Postgresql – Prevent timing attacks in postgres

postgresqlSecurity

I'm looking into accepting an API token from a user, and I would like to prevent timing attacks. The conventional wisdom seems to be that one should hash the token server-side in order to make the comparison non-deterministic. If you have some other identifier you can look up the record by that and then do a constant-time in-memory comparison, as with Rails secure_compare. In my case, though, I was planning on using the token to look up the user. I'm wondering if, by any chance, Postgres has some facility for doing constant-time comparisons when looking up records. Something that might look like:

SELECT * FROM users WHERE secure_compare(token, 'abcdef')

Best Answer

Damn, my sleep() idea was oversimplistic!

SELECT * FROM users WHERE secure_compare(token, 'abcdef')
or...
SELECT * FROM users WHERE token = 'abcdef'

You'll want to index that to make it fast, which means timing information can be leaked not just from the string comparison, but also from the btree index walk. Can we actually do that?

CREATE UNLOGGED TABLE foo (t TEXT PRIMARY KEY);
INSERT INTO foo SELECT substr(sha256(n::TEXT::BYTEA)::TEXT,3) FROM generate_series(100000,199999) n;

...and python

def gettime(sql,N=300):
    t = time.time()
    for _ in range(N):
        cur.execute(sql)
    return (time.time()-t)/N

for sql in  ("select * from foo where t='3000000000000000000000000000000000000000000000000000000000000000';",
            "select * from foo where t='z000000000000000000000000000000000000000000000000000000000000000';",
            "select * from foo where t='3bb78535cc9555ff19fe3556aaa41c78a0a45c64d49ba2bc564507648a000000';"):
    print( sql )
    gettime(sql)
    r = [gettime(sql) for n in range(1000)]
    plt.hist(r,bins=30,label=sql)
plt.legend()
plt.show()

Oh yes, definitely a timing difference, about a microsecond between the case with no rows (hexadecimal hashes never start with a 'z') and the one that starts with a '3' which has plenty of matches in the table. I forgot to label the x axis as "time". Since this is most likely due to the path it takes walking through the btree index depending on the value of the hash, using a secure comparison function won't do a thing.

enter image description here

Let's try with a hash index instead of the btree:

enter image description here

Much more similar timings, in fact I had to set the histograms to be transparent since they overlap each other so much. Now, averaged over a much larger number of queries, there would probably be a detectable difference anyway. You could try it out...

What I'm saying is you're focusing on the string comparison you can see, in your query, but what about the rest of postgres code? As seen above, the btree index timing definitely leaks information. Hash doesn't seem to, the index only stores references to tuples that contain values having the same hash, and then pg goes to check the tuples. So perhaps with a bit of hacking, even the hash index could leak timing showing there are rows with the same hash in the bucket, depending how long it spends checking for tuples. And the postgres hash function isn't designed to be secure, so who knows. Besides, it will still use the equality operator, which is a string comparison. And if you want to index your own operator, you'll have to write a lot of C code.

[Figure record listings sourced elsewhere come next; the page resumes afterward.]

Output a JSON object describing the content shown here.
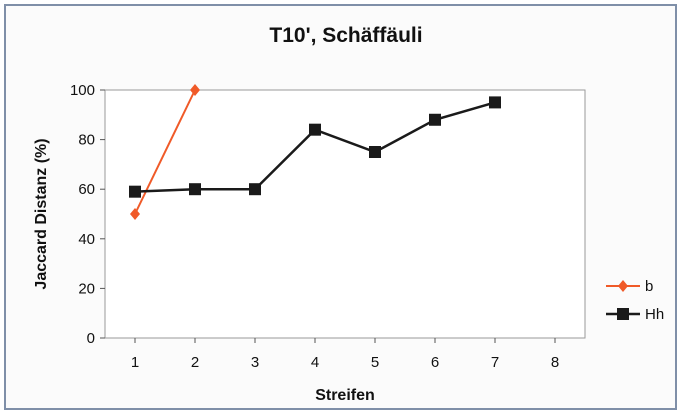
{
  "chart_data": {
    "type": "line",
    "title": "T10', Schäffäuli",
    "xlabel": "Streifen",
    "ylabel": "Jaccard Distanz (%)",
    "categories": [
      "1",
      "2",
      "3",
      "4",
      "5",
      "6",
      "7",
      "8"
    ],
    "x": [
      1,
      2,
      3,
      4,
      5,
      6,
      7,
      8
    ],
    "xlim": [
      0.5,
      8.5
    ],
    "ylim": [
      0,
      100
    ],
    "yticks": [
      "0",
      "20",
      "40",
      "60",
      "80",
      "100"
    ],
    "grid": false,
    "legend_position": "right",
    "series": [
      {
        "name": "b",
        "marker": "diamond",
        "color": "#f05a28",
        "values": [
          50,
          100,
          null,
          null,
          null,
          null,
          null,
          null
        ]
      },
      {
        "name": "Hh",
        "marker": "square",
        "color": "#1a1a1a",
        "values": [
          59,
          60,
          60,
          84,
          75,
          88,
          95,
          null
        ]
      }
    ]
  }
}
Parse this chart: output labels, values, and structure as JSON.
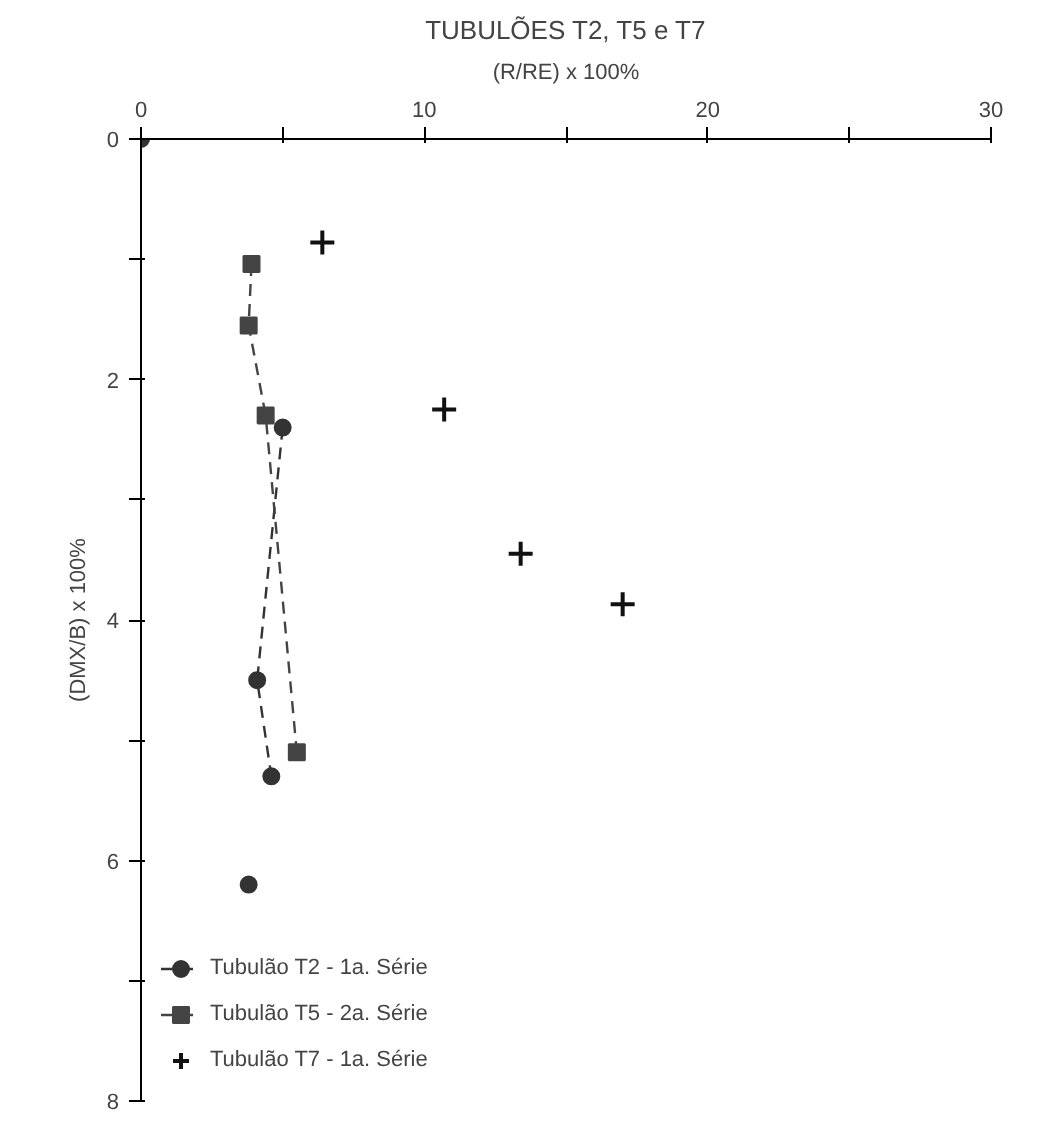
{
  "chart_data": {
    "type": "line",
    "title": "TUBULÕES T2, T5 e T7",
    "xlabel": "(R/RE) x 100%",
    "ylabel": "(DMX/B) x 100%",
    "xlim": [
      0,
      30
    ],
    "xticks": [
      0,
      {
        "value": 5,
        "label": null
      },
      10,
      {
        "value": 15,
        "label": null
      },
      20,
      {
        "value": 25,
        "label": null
      },
      30
    ],
    "ylim": [
      8,
      0
    ],
    "yticks": [
      0,
      {
        "value": 1,
        "label": null
      },
      2,
      {
        "value": 3,
        "label": null
      },
      4,
      {
        "value": 5,
        "label": null
      },
      6,
      {
        "value": 7,
        "label": null
      },
      8
    ],
    "grid": false,
    "legend": "bottom left",
    "series": [
      {
        "name": "Tubulão T2 - 1a. Série",
        "marker": "circle",
        "line_style": "dashed",
        "color": "#333333",
        "x": [
          5.0,
          4.1,
          4.6
        ],
        "values": [
          2.4,
          4.5,
          5.3
        ]
      },
      {
        "type": "scatter",
        "marker": "circle",
        "color": "#333333",
        "x": [
          0,
          3.8
        ],
        "values": [
          0,
          6.2
        ]
      },
      {
        "name": "Tubulão T5 - 2a. Série",
        "marker": "square",
        "line_style": "dashed",
        "color": "#444444",
        "x": [
          3.9,
          3.8,
          4.4,
          5.5
        ],
        "values": [
          1.04,
          1.55,
          2.3,
          5.1
        ]
      },
      {
        "name": "Tubulão T7 - 1a. Série",
        "type": "scatter",
        "marker": "cross",
        "color": "#111111",
        "x": [
          6.4,
          10.7,
          13.4,
          17.0
        ],
        "values": [
          0.86,
          2.25,
          3.45,
          3.87
        ]
      }
    ]
  }
}
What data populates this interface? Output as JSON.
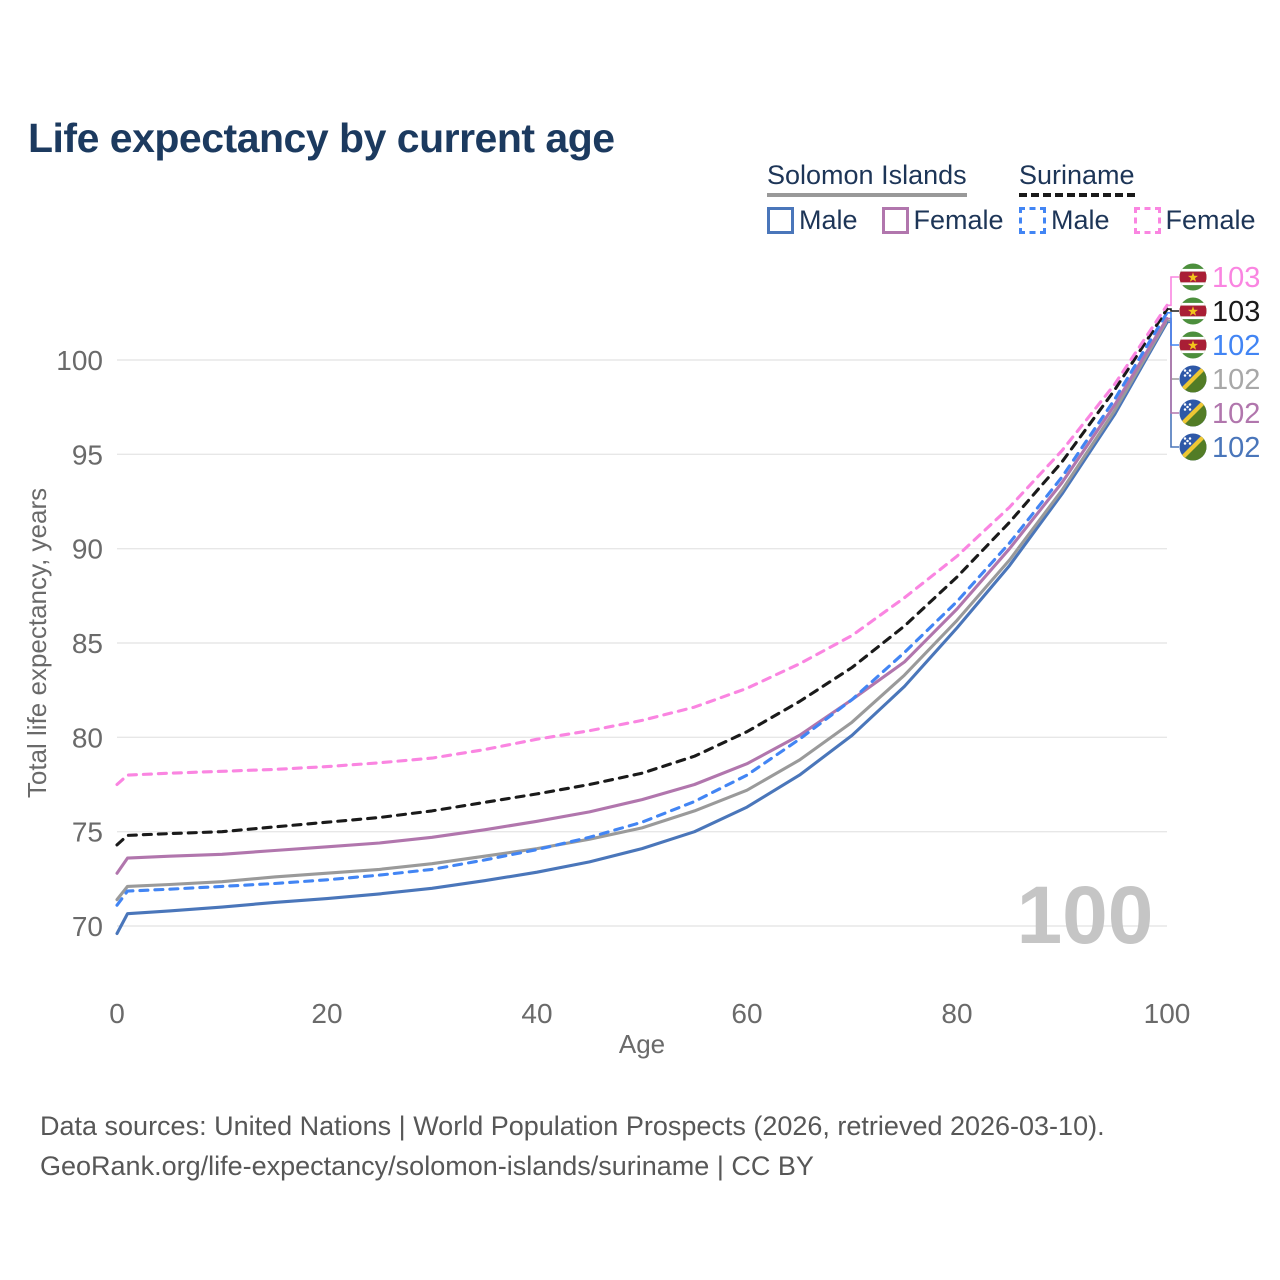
{
  "title": "Life expectancy by current age",
  "legend": {
    "groups": [
      {
        "country": "Solomon Islands",
        "underline_color": "#999999",
        "underline_style": "solid",
        "items": [
          {
            "label": "Male",
            "color": "#4a76ba",
            "dashed": false
          },
          {
            "label": "Female",
            "color": "#b176ad",
            "dashed": false
          }
        ]
      },
      {
        "country": "Suriname",
        "underline_color": "#1a1a1a",
        "underline_style": "dashed",
        "items": [
          {
            "label": "Male",
            "color": "#4285f4",
            "dashed": true
          },
          {
            "label": "Female",
            "color": "#fa85e1",
            "dashed": true
          }
        ]
      }
    ]
  },
  "chart_data": {
    "type": "line",
    "title": "Life expectancy by current age",
    "xlabel": "Age",
    "ylabel": "Total life expectancy, years",
    "xticks": [
      0,
      20,
      40,
      60,
      80,
      100
    ],
    "yticks": [
      70,
      75,
      80,
      85,
      90,
      95,
      100
    ],
    "xlim": [
      0,
      100
    ],
    "ylim": [
      69.5,
      103.5
    ],
    "grid": true,
    "watermark": "100",
    "x": [
      0,
      1,
      5,
      10,
      15,
      20,
      25,
      30,
      35,
      40,
      45,
      50,
      55,
      60,
      65,
      70,
      75,
      80,
      85,
      90,
      95,
      100
    ],
    "series": [
      {
        "name": "Solomon Islands Male",
        "slug": "solomon-islands-male",
        "flag": "solomon-islands",
        "color": "#4a76ba",
        "dashed": false,
        "row": 5,
        "end_label": "102",
        "end_label_color": "#4a76ba",
        "values": [
          69.6,
          70.65,
          70.8,
          71.0,
          71.25,
          71.45,
          71.7,
          72.0,
          72.4,
          72.85,
          73.4,
          74.1,
          75.0,
          76.3,
          78.0,
          80.1,
          82.7,
          85.8,
          89.1,
          92.9,
          97.1,
          102.0
        ]
      },
      {
        "name": "Solomon Islands",
        "slug": "solomon-islands-total",
        "flag": "solomon-islands",
        "color": "#9a9a9a",
        "dashed": false,
        "row": 3,
        "end_label": "102",
        "end_label_color": "#a8a8a8",
        "values": [
          71.4,
          72.1,
          72.2,
          72.35,
          72.6,
          72.8,
          73.0,
          73.3,
          73.7,
          74.1,
          74.6,
          75.2,
          76.1,
          77.2,
          78.8,
          80.8,
          83.3,
          86.2,
          89.4,
          93.1,
          97.3,
          102.1
        ]
      },
      {
        "name": "Solomon Islands Female",
        "slug": "solomon-islands-female",
        "flag": "solomon-islands",
        "color": "#b176ad",
        "dashed": false,
        "row": 4,
        "end_label": "102",
        "end_label_color": "#b176ad",
        "values": [
          72.8,
          73.6,
          73.7,
          73.8,
          74.0,
          74.2,
          74.4,
          74.7,
          75.1,
          75.55,
          76.05,
          76.7,
          77.5,
          78.6,
          80.1,
          82.0,
          84.0,
          86.8,
          90.0,
          93.5,
          97.6,
          102.2
        ]
      },
      {
        "name": "Suriname Male",
        "slug": "suriname-male",
        "flag": "suriname",
        "color": "#4285f4",
        "dashed": true,
        "row": 2,
        "end_label": "102",
        "end_label_color": "#4285f4",
        "values": [
          71.1,
          71.85,
          71.95,
          72.1,
          72.25,
          72.45,
          72.7,
          73.0,
          73.5,
          74.05,
          74.7,
          75.5,
          76.6,
          78.0,
          79.9,
          82.0,
          84.5,
          87.2,
          90.3,
          93.8,
          97.9,
          102.5
        ]
      },
      {
        "name": "Suriname",
        "slug": "suriname-total",
        "flag": "suriname",
        "color": "#1a1a1a",
        "dashed": true,
        "row": 1,
        "end_label": "103",
        "end_label_color": "#1a1a1a",
        "values": [
          74.3,
          74.8,
          74.9,
          75.0,
          75.25,
          75.5,
          75.75,
          76.1,
          76.55,
          77.0,
          77.5,
          78.1,
          79.0,
          80.3,
          81.9,
          83.7,
          85.9,
          88.5,
          91.4,
          94.6,
          98.4,
          102.7
        ]
      },
      {
        "name": "Suriname Female",
        "slug": "suriname-female",
        "flag": "suriname",
        "color": "#fa85e1",
        "dashed": true,
        "row": 0,
        "end_label": "103",
        "end_label_color": "#fa85e1",
        "values": [
          77.5,
          78.0,
          78.1,
          78.2,
          78.3,
          78.45,
          78.65,
          78.9,
          79.35,
          79.9,
          80.35,
          80.9,
          81.6,
          82.6,
          83.9,
          85.4,
          87.4,
          89.6,
          92.2,
          95.2,
          98.7,
          102.9
        ]
      }
    ]
  },
  "footer": {
    "line1": "Data sources: United Nations | World Population Prospects (2026, retrieved 2026-03-10).",
    "line2": "GeoRank.org/life-expectancy/solomon-islands/suriname | CC BY"
  }
}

What you could do to avoid too much hassle would be to index a BIGINT instead, which would contain some 64-bit hash of your API key. BIGINT comparisons should be constant time. And then index that with a hash index to make it fast, so you only need to run the secure_compare on the row matched by the index. That lets you use a super dumb version of secure_compare, like a bit of plpgsql that compares all characters in the string, and does not exit on the first character that does not match. Hell you could even use

SELECT sum(substr(str1,n,1) != substr(str2,n,1)) 
FROM generate_series(1,your_string_length) n;

But that doesn't guarantee that no part of postgres code will leak info.

I'd still hack it with a sleep(). But, instead of being random, I'd take the timestamp T_start of the beginning of the HTTP request, do all the work, and then sleep until say, T_start+100ms. That way, all requests will take about 100ms no matter what actually happens, even in code you didn't look at.